1055 Activity Points
I am also a student teacher but in a kindergarten classroom. Like you, I am teaching a lesson on the life cycle of a plant. I really like your idea of putting the flowers back together. For my lesson, I am beginning by reading The Giving Tree by Shel Silverstein. If you aren't familiar with the story, here is a link to a summary.
Another thing I plan to do during my lesson is to let each student have their own small, potted plant that they can actually pull out of the soil for the exploration phase of my lesson. Good luck to you on your lesson!
415 Activity Points
I am currently student teaching in a fourth grade classroom, where the students have been learning about plant (and animal) life cycles over the past few weeks. At the end of January, the classes planted fast plants, which were kept under continuous light for over 45 days.

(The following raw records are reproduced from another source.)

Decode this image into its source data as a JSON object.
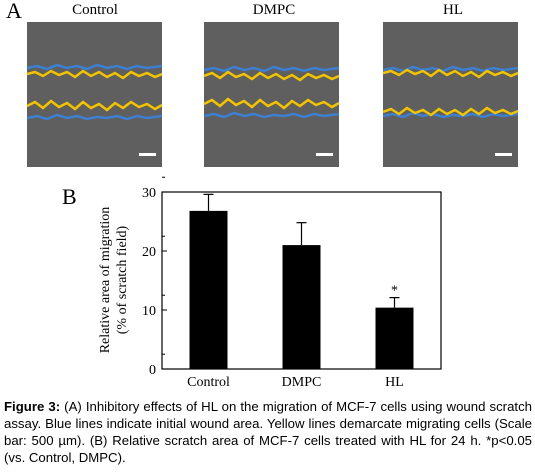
{
  "panel_a": {
    "letter": "A",
    "images": [
      {
        "label": "Control"
      },
      {
        "label": "DMPC"
      },
      {
        "label": "HL"
      }
    ],
    "colors": {
      "initial_line": "#3d7fd1",
      "migrating_line": "#f2c400",
      "background": "#5f5f5f",
      "scale_bar": "#ffffff"
    }
  },
  "panel_b": {
    "letter": "B"
  },
  "chart_data": {
    "type": "bar",
    "categories": [
      "Control",
      "DMPC",
      "HL"
    ],
    "values": [
      26.8,
      21.0,
      10.4
    ],
    "errors": [
      2.8,
      3.8,
      1.7
    ],
    "significance": [
      "",
      "",
      "*"
    ],
    "ylabel_lines": [
      "Relative  area of migration",
      "(% of scratch field)"
    ],
    "ylim": [
      0,
      30
    ],
    "yticks": [
      0,
      10,
      20,
      30
    ],
    "bar_color": "#000000"
  },
  "caption": {
    "label": "Figure 3:",
    "text": " (A) Inhibitory effects of HL on the migration of MCF-7 cells using wound scratch assay. Blue lines indicate initial wound area. Yellow lines demarcate migrating cells (Scale bar: 500 µm). (B) Relative scratch area of MCF-7 cells treated with HL for 24 h. *p<0.05 (vs. Control, DMPC)."
  }
}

Students were given a worksheet to go along with the unit, so they could track (draw and measure) their progress every several days. For my formal observation a few weeks ago, I was tasked to teach a lesson on animal life cycles. This was challenging because even though this was generally a topic students were interested in, I still had to come up with creative ways to make the lesson engaging. I ended up finding a book that the students seemed to really enjoy. Since you are in a first grade classroom, I would highly recommend finding a song or book to help the students. I think the more active you can make your lesson, the better. Hopefully this helps!